Mortgage competition to ease as rates rise, says Bank of Queensland boss Patrick Allaway
Bank of Queensland boss Patrick Allaway says competition for home loans will subside as mortgage stress forces banks to price risk more appropriately amid rate hikes.
Bank of Queensland expects “irrational” competition for mortgages to subside, with banks having to “price risk” more prudently as the central bank raises interest rates for the eleventh time since last May.
With mortgage stress rising and prisoner customers – those unable to meet serviceability criteria for loans at new banks – having no option but to stay put even if they have to pay more, banks won’t be willing to compete as much for home loans.
After declaring last month that the bank would sit out an irrational market where mortgages were being offered at interest rates below banks’ cost of capital, BOQ chief executive Patrick Allaway on Tuesday told the Macquarie Australia conference things would “rationalise”.
“With the industry headwinds that you’ve got at the moment, going into a tough macro environment, my sense is you will see pricing for risk become more prudent,” Mr Allaway said.
He was speaking in Sydney just hours before the Reserve Bank of Australia on Tuesday surprised investors and economists with a 0.25 basis points increase in the cash rate – the target rate for overnight loans between banks – to 3.85 per cent, the fastest tightening cycle in a generation.
Australian banks are generally very quick in passing on the increase to home loan customers, which has an immediate impact on millions of Australian households, many of which could not afford many more interest rate increases.
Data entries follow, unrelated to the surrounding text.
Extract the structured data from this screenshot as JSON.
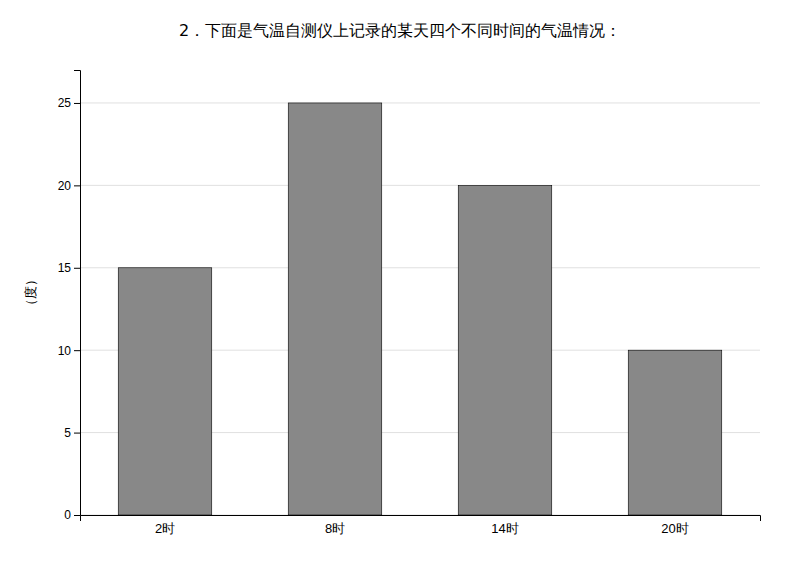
{
  "chart_data": {
    "type": "bar",
    "title": "2．下面是气温自测仪上记录的某天四个不同时间的气温情况：",
    "y_label": "（度）",
    "categories": [
      "2时",
      "8时",
      "14时",
      "20时"
    ],
    "values": [
      15,
      25,
      20,
      10
    ],
    "color": "#888888",
    "ylim": [
      0,
      27
    ],
    "yticks": [
      0,
      5,
      10,
      15,
      20,
      25
    ],
    "grid": true
  }
}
Banks are competing fiercely for home loans that in the next 12 months will need to be refinanced at rates that have more than doubled in cost, from about 2 per cent to about 5.5 per cent.
But many customers seeking to refinance their loans would not pass the so-called “serviceability” test that banks must apply before selling a new loan.
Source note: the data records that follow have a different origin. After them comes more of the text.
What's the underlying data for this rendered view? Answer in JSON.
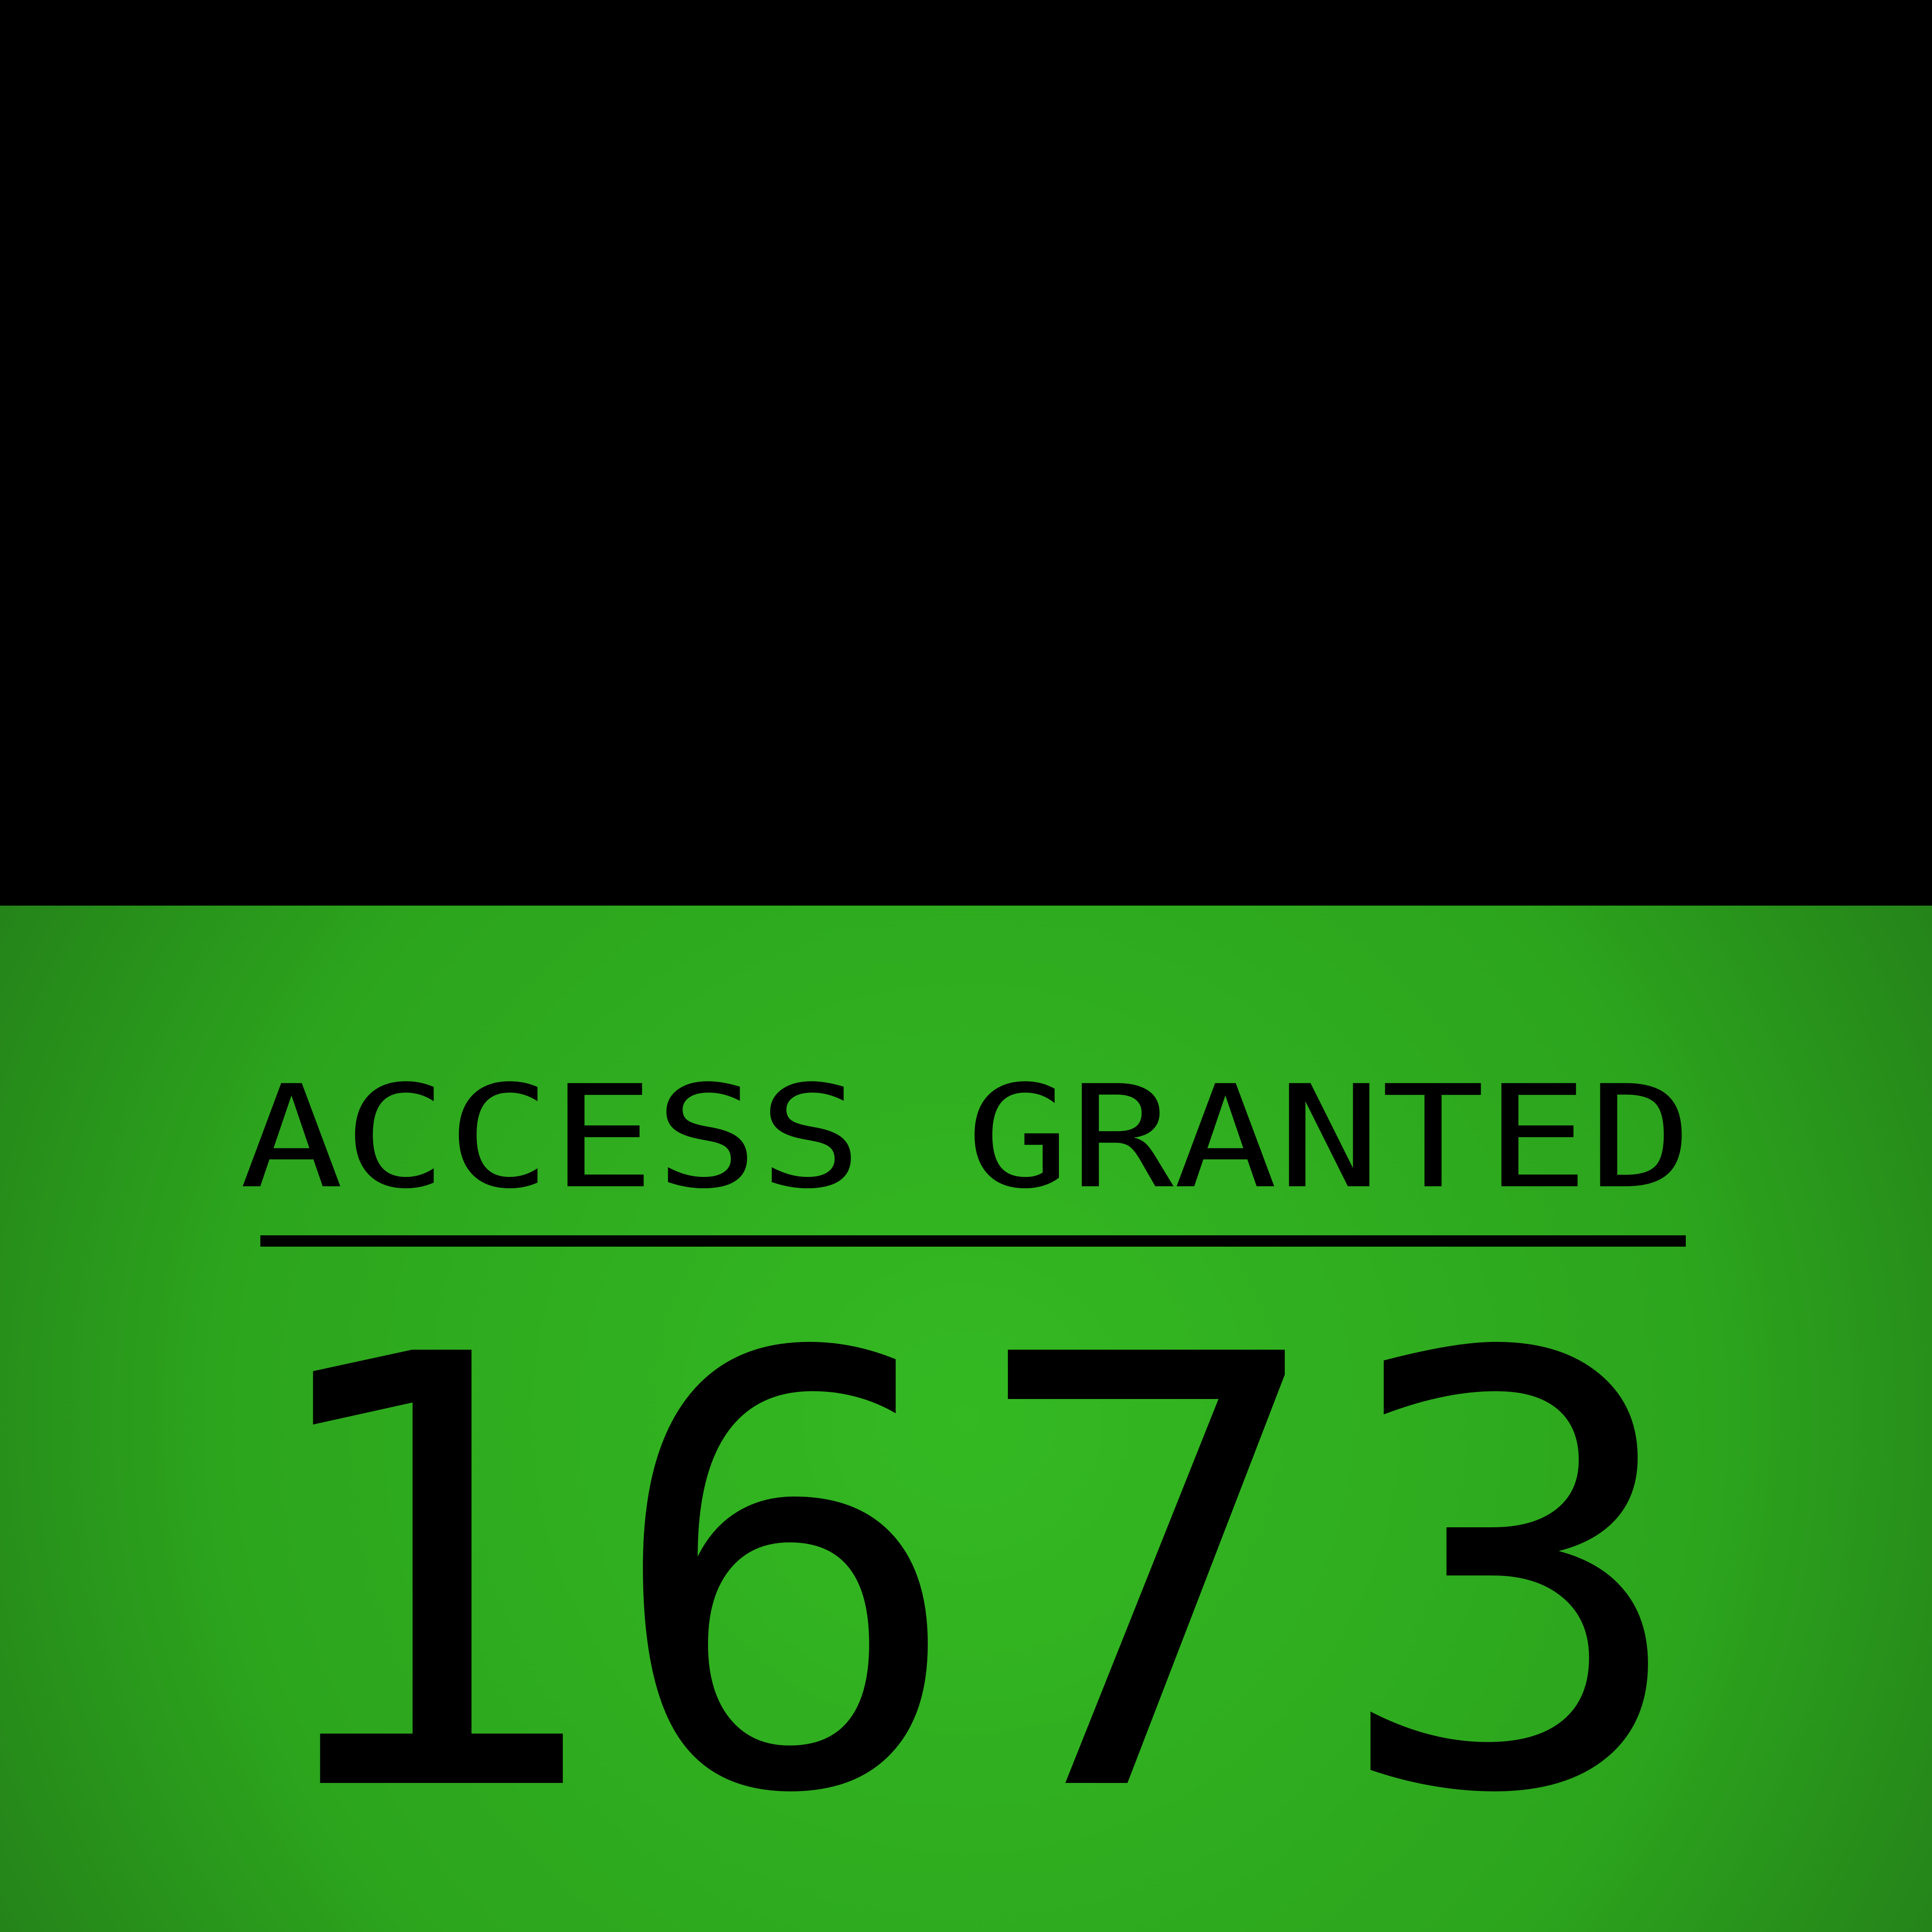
{
  "status": {
    "message": "ACCESS GRANTED",
    "code": "1673"
  },
  "colors": {
    "top_background": "#000000",
    "panel_green_center": "#34b922",
    "panel_green_edge": "#227918",
    "text": "#000000"
  }
}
About one in every five borrowers fail to meet the test – which adds a 3 percentage point imaginary “buffer” to the actual mortgage rate.
The only option for these prisoner customers that don’t meet the criteria would be their current bank.
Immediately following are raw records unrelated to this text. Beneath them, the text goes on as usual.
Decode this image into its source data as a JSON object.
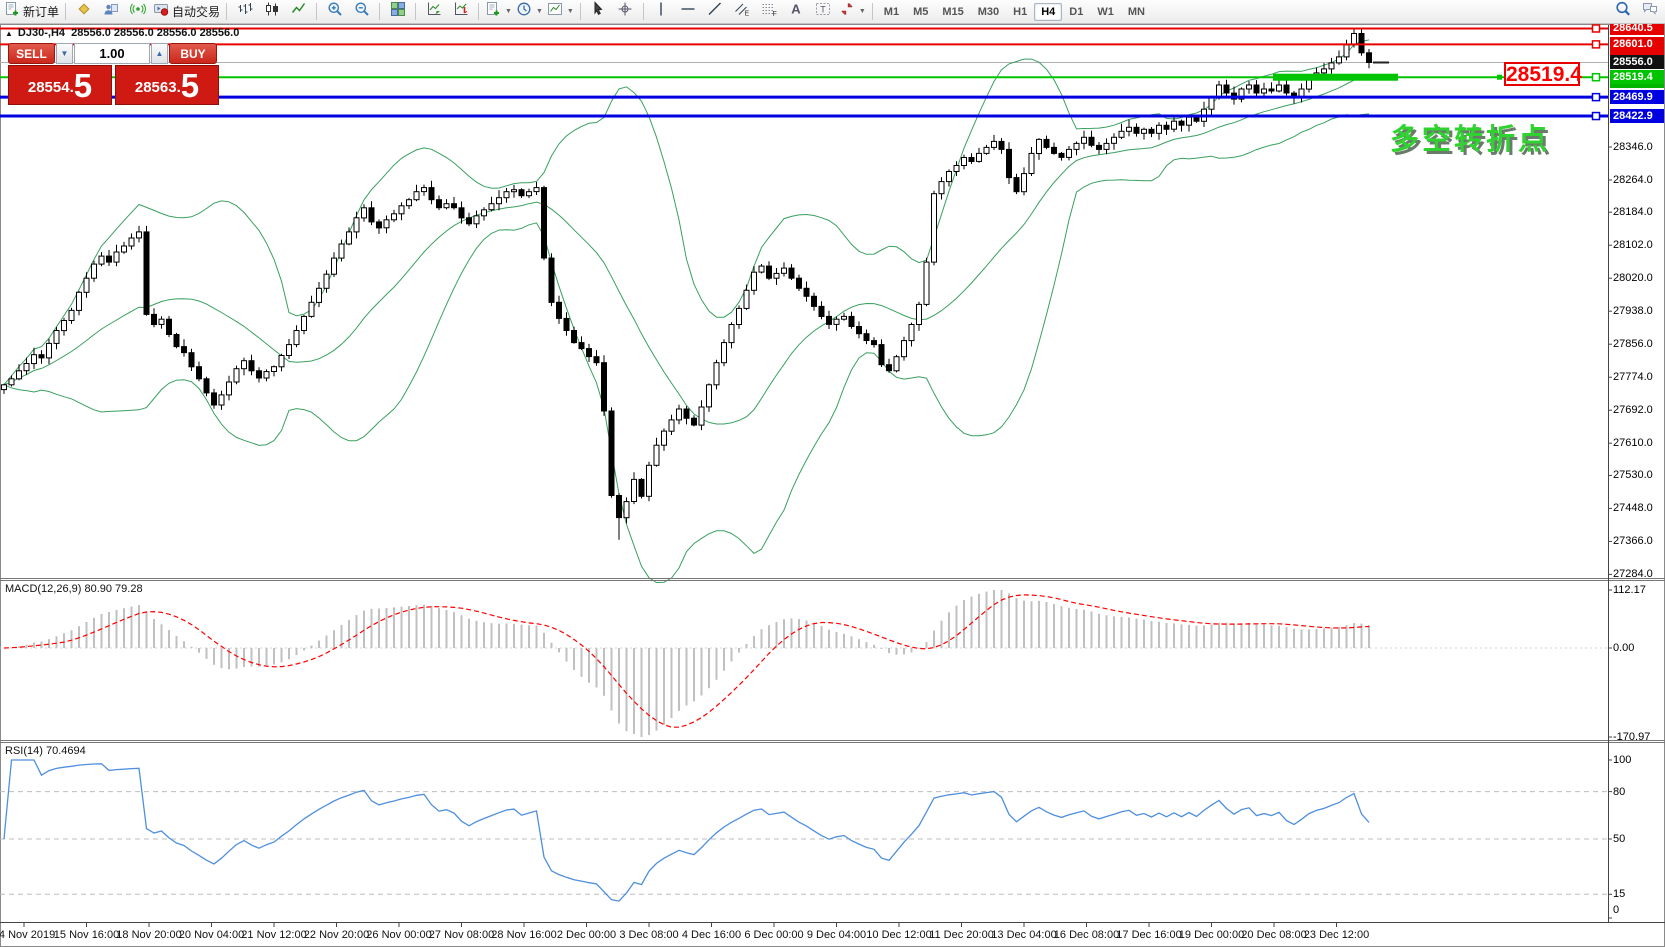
{
  "toolbar": {
    "timeframes": [
      "M1",
      "M5",
      "M15",
      "M30",
      "H1",
      "H4",
      "D1",
      "W1",
      "MN"
    ],
    "active_timeframe": "H4",
    "items": [
      {
        "type": "button",
        "name": "new-order-button",
        "icon": "doc-plus",
        "label": "新订单"
      },
      {
        "type": "sep"
      },
      {
        "type": "button",
        "name": "metaeditor-button",
        "icon": "diamond"
      },
      {
        "type": "button",
        "name": "profiles-button",
        "icon": "person"
      },
      {
        "type": "button",
        "name": "signals-button",
        "icon": "signal"
      },
      {
        "type": "button",
        "name": "autotrading-button",
        "icon": "autotrade",
        "label": "自动交易"
      },
      {
        "type": "sep"
      },
      {
        "type": "button",
        "name": "bar-chart-button",
        "icon": "bars"
      },
      {
        "type": "button",
        "name": "candlestick-chart-button",
        "icon": "candles"
      },
      {
        "type": "button",
        "name": "line-chart-button",
        "icon": "linechart"
      },
      {
        "type": "sep"
      },
      {
        "type": "button",
        "name": "zoom-in-button",
        "icon": "zoom-in"
      },
      {
        "type": "button",
        "name": "zoom-out-button",
        "icon": "zoom-out"
      },
      {
        "type": "sep"
      },
      {
        "type": "button",
        "name": "tile-windows-button",
        "icon": "tile"
      },
      {
        "type": "sep"
      },
      {
        "type": "button",
        "name": "auto-scroll-button",
        "icon": "autoscroll"
      },
      {
        "type": "button",
        "name": "chart-shift-button",
        "icon": "chartshift"
      },
      {
        "type": "sep"
      },
      {
        "type": "button",
        "name": "indicators-button",
        "icon": "doc-plus",
        "dropdown": true
      },
      {
        "type": "button",
        "name": "periods-button",
        "icon": "clock",
        "dropdown": true
      },
      {
        "type": "button",
        "name": "templates-button",
        "icon": "template",
        "dropdown": true
      },
      {
        "type": "sep"
      },
      {
        "type": "button",
        "name": "cursor-button",
        "icon": "cursor"
      },
      {
        "type": "button",
        "name": "crosshair-button",
        "icon": "crosshair"
      },
      {
        "type": "sep"
      },
      {
        "type": "button",
        "name": "vertical-line-button",
        "icon": "vline"
      },
      {
        "type": "button",
        "name": "horizontal-line-button",
        "icon": "hline"
      },
      {
        "type": "button",
        "name": "trendline-button",
        "icon": "trend"
      },
      {
        "type": "button",
        "name": "equidistant-channel-button",
        "icon": "channel"
      },
      {
        "type": "button",
        "name": "fibonacci-button",
        "icon": "fibo"
      },
      {
        "type": "button",
        "name": "text-button",
        "icon": "textA"
      },
      {
        "type": "button",
        "name": "text-label-button",
        "icon": "textT"
      },
      {
        "type": "button",
        "name": "arrows-button",
        "icon": "arrows",
        "dropdown": true
      },
      {
        "type": "sep"
      },
      {
        "type": "timeframes"
      },
      {
        "type": "spring"
      },
      {
        "type": "button",
        "name": "search-button",
        "icon": "search"
      },
      {
        "type": "button",
        "name": "chat-button",
        "icon": "chat"
      }
    ]
  },
  "chart_title": {
    "collapse_glyph": "▲",
    "text": "DJ30-,H4  28556.0 28556.0 28556.0 28556.0"
  },
  "trade_panel": {
    "sell_label": "SELL",
    "buy_label": "BUY",
    "volume": "1.00",
    "volume_down_glyph": "▼",
    "volume_up_glyph": "▲",
    "sell_price": "28554.5",
    "buy_price": "28563.5",
    "sell_main": "28554.",
    "sell_big": "5",
    "buy_main": "28563.",
    "buy_big": "5"
  },
  "annotation": {
    "text": "多空转折点",
    "color": "#2fd32f"
  },
  "callout": {
    "text": "28519.4"
  },
  "levels": [
    {
      "price": 28640.5,
      "label": "28640.5",
      "color": "#e60000",
      "width": 2
    },
    {
      "price": 28601.0,
      "label": "28601.0",
      "color": "#e60000",
      "width": 2
    },
    {
      "price": 28592.0,
      "label": "28592.0",
      "color": "#e60000",
      "clipped": true
    },
    {
      "price": 28556.0,
      "label": "28556.0",
      "color": "#111111",
      "width": 1,
      "line_color": "#b0b0b0",
      "current": true
    },
    {
      "price": 28519.4,
      "label": "28519.4",
      "color": "#00c400",
      "width": 2,
      "thick_segment": [
        1273,
        1398
      ]
    },
    {
      "price": 28510.6,
      "label": "28510.6",
      "color": "#00b400",
      "clipped": true
    },
    {
      "price": 28469.9,
      "label": "28469.9",
      "color": "#0000e0",
      "width": 3
    },
    {
      "price": 28422.9,
      "label": "28422.9",
      "color": "#0000e0",
      "width": 3
    }
  ],
  "price_scale": [
    28346.0,
    28264.0,
    28184.0,
    28102.0,
    28020.0,
    27938.0,
    27856.0,
    27774.0,
    27692.0,
    27610.0,
    27530.0,
    27448.0,
    27366.0,
    27284.0
  ],
  "macd": {
    "label": "MACD(12,26,9) 80.90 79.28",
    "axis": [
      "112.17",
      "0.00",
      "-170.97"
    ],
    "axis_values": [
      112.17,
      0,
      -170.97
    ]
  },
  "rsi": {
    "label": "RSI(14) 70.4694",
    "axis": [
      "100",
      "80",
      "50",
      "15",
      "0"
    ],
    "axis_values": [
      100,
      80,
      50,
      15,
      0
    ],
    "levels": [
      80,
      50,
      15
    ]
  },
  "time_labels": [
    "14 Nov 2019",
    "15 Nov 16:00",
    "18 Nov 20:00",
    "20 Nov 04:00",
    "21 Nov 12:00",
    "22 Nov 20:00",
    "26 Nov 00:00",
    "27 Nov 08:00",
    "28 Nov 16:00",
    "2 Dec 00:00",
    "3 Dec 08:00",
    "4 Dec 16:00",
    "6 Dec 00:00",
    "9 Dec 04:00",
    "10 Dec 12:00",
    "11 Dec 20:00",
    "13 Dec 04:00",
    "16 Dec 08:00",
    "17 Dec 16:00",
    "19 Dec 00:00",
    "20 Dec 08:00",
    "23 Dec 12:00"
  ],
  "chart_data": {
    "type": "candlestick",
    "symbol": "DJ30-",
    "timeframe": "H4",
    "visible_range": [
      "14 Nov 2019",
      "23 Dec 12:00"
    ],
    "price_axis_range": [
      27284,
      28640.5
    ],
    "closes": [
      27755,
      27770,
      27790,
      27808,
      27830,
      27822,
      27858,
      27890,
      27915,
      27940,
      27985,
      28020,
      28055,
      28075,
      28060,
      28085,
      28100,
      28120,
      28135,
      27930,
      27905,
      27918,
      27880,
      27850,
      27835,
      27800,
      27770,
      27735,
      27705,
      27730,
      27762,
      27795,
      27815,
      27790,
      27772,
      27788,
      27800,
      27828,
      27855,
      27890,
      27925,
      27960,
      27995,
      28030,
      28070,
      28105,
      28135,
      28170,
      28195,
      28160,
      28145,
      28165,
      28180,
      28200,
      28215,
      28235,
      28245,
      28215,
      28195,
      28205,
      28195,
      28170,
      28155,
      28175,
      28190,
      28205,
      28220,
      28235,
      28240,
      28225,
      28235,
      28245,
      28070,
      27960,
      27920,
      27890,
      27860,
      27845,
      27825,
      27810,
      27690,
      27480,
      27425,
      27465,
      27520,
      27478,
      27555,
      27605,
      27640,
      27668,
      27695,
      27672,
      27655,
      27700,
      27755,
      27810,
      27860,
      27905,
      27945,
      27990,
      28035,
      28050,
      28020,
      28032,
      28045,
      28020,
      27995,
      27975,
      27950,
      27925,
      27905,
      27918,
      27925,
      27900,
      27882,
      27865,
      27855,
      27805,
      27790,
      27825,
      27865,
      27905,
      27955,
      28060,
      28230,
      28260,
      28285,
      28300,
      28320,
      28310,
      28330,
      28345,
      28360,
      28340,
      28270,
      28235,
      28280,
      28330,
      28365,
      28345,
      28330,
      28320,
      28340,
      28355,
      28370,
      28350,
      28340,
      28355,
      28370,
      28385,
      28395,
      28380,
      28390,
      28380,
      28400,
      28390,
      28410,
      28400,
      28420,
      28410,
      28440,
      28470,
      28500,
      28480,
      28465,
      28490,
      28500,
      28480,
      28490,
      28485,
      28500,
      28480,
      28470,
      28490,
      28515,
      28530,
      28540,
      28555,
      28570,
      28600,
      28628,
      28580,
      28556
    ],
    "wick_overrides": {
      "82": {
        "low": 27370
      },
      "180": {
        "high": 28641
      }
    },
    "indicators": {
      "bollinger": {
        "period": 20,
        "deviation": 2,
        "color": "#3aa05f"
      },
      "macd": {
        "params": [
          12,
          26,
          9
        ],
        "main_value": 80.9,
        "signal_value": 79.28,
        "axis_max": 112.17,
        "axis_min": -170.97,
        "bar_color": "#c0c0c0",
        "signal_color": "#ff0000"
      },
      "rsi": {
        "period": 14,
        "value": 70.4694,
        "color": "#4f8fde",
        "levels": [
          80,
          50,
          15
        ]
      }
    }
  }
}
Macquarie banking analysts said there were early signs of competition lessening for new mortgages, or what banks call their front book.
After analysing their proprietary Lendi Mortgage Pricing Index, Macquarie’s head of research Victor German said they had seen pricing “moderate”.
“So we have actually seen competition potentially start to rationalise on the front book,” he said.
Three of the nation’s big four banks – National Australia Bank, ANZ and Westpac – are set to report combined bumper first half profits of $11.7bn in coming days. But analysts and investors will instead focus on how fast net interest margins – what banks earn on loans less what they pay for funds – will decline as higher interest rates begin to drive mortgage stress.
With the outlook for margins deteriorating in coming months, BOQ expects investors will put pressure on banks to temper their desire to compete.
“The NIM pressure that we have seen will come through in the second half, I think that will cause many to pause and say, do we actually want to continue to destroy shareholder value by writing business that doesn’t give us an appropriate return and that is below our cost of capital?” Mr Allaway said.
He said mortgage stress would appear with a lag, as more loans were refinanced at higher rates, adding to the risk that banks should consider before offering irrationally competitive mortgage rates.
“There are many consumers that are experiencing hardship, both from the cost of living, energy price rises and mortgages,” Mr Allaway said.
“Most of the impact of rising interest rates is always deferred, always comes later, and you expect it to. But clearly, if we have high interest rates for longer … you’ve gotta expect there’s going to be more hardship.”